The faculty presented the results of their research at the largest international machine learning conference NeurIPS
From December 2 to December 8, 2018, the 32nd Neural Information Processing Systems (NeurIPS 2018) international conference was held in Montreal. Every year, NeurIPS gathers thousands of machine learning researchers who present their scientific results in the field of deep learning, reinforcement learning, scalable optimization, Bayesian methods, and other subsections of machine learning. The number of articles submitted to the conference is growing every year, and this year it amounted to 4854 (of which 1019 were accepted).
This year, on the main track of the conference three papers from the Faculty of Computer Science were presented: “Loss Surfaces, Mode Connectivity, and Fast Ensembling of DNNs” (spotlight by Timur Garipov, Pavel Izmailov, Dmitry Podoprikhin, Dmitry Vetrov and Andrew Gordon Wilson), “Quantifying Learning Guarantees for Convex but Inconsistent Surrogates” (poster report by Kirill Struminsky, Simon Lacoste-Julien and Anton Osokin), both from the Bayesian research group, and “Non-metric Similarity Graphs for Maximum Inner Product Search” (poster report by Stanislav Morozov and Artem Babenko) from the Joint Department with Yandex.
Dmitry Vetrov, a research professor at the Faculty of Computer Science, was invited to give a talk on workshop on Bayesian Deep Learning. He told about semi-implicit probabilistic models — models that combine the flexibility of implicit probabilistic models (such as GAN) and the simplicity of explicit training (for example, Normalizing Flows).

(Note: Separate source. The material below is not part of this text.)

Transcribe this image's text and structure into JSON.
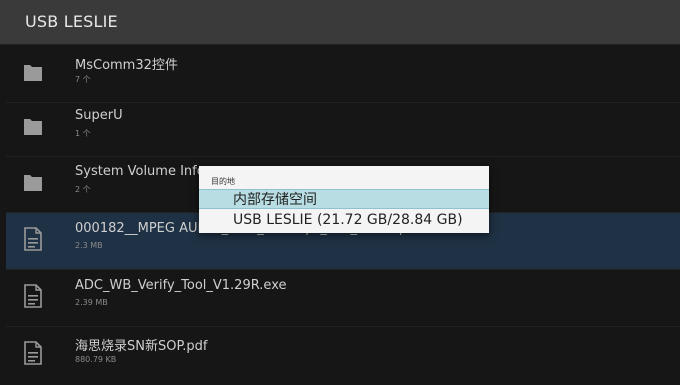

In addition, several papers from Bayesian research group (employees of the Centre for Deep Learning and Bayesian Methods, Samsung-HSE Laboratory, the Center for Artificial Intelligence of Samsung in Moscow) were presented on workshops:
- Importance Weighted Hierarchical Variational Inference (by Artem Sobolev and Dmitry Vetrov)
- Variational Dropout via Empirical Bayes (by Valery Kharitonov, Dmitry Molchanov and Dmitry Vetrov)
- Subset-Conditioned Generation Using Variational Autoencoder With A Learnable Tensor-Train Induced Prior (by Maxim Kuznetsov, Daniil Polykovskiy and Dmitry Vetrov)
- Joint Belief Tracking and Reward Optimization through Approximate Inference (by Pavel Shvechikov, , Arseny Kuznetsov, Alexander Fritsler and lexander GrishinDmitry Vetrov)
- Bayesian Sparsification of Gated Recurrent Neural Networks (by , katerina Lobacheva and adezhda ChirkovaDmitry Vetrov)
In “Loss Surfaces, Mode Connectivity, and Fast Ensembling of DNNs” we explored and empirically investigated an important feature of neural networks (NNs): it turns out that the independent optima of NN based loss functions are in fact connected by simple continuous curves over which training loss and test accuracy are nearly constant. This opens up possibilities for more efficient ensembling of neural networks. At the moment, we are continuing research in this direction.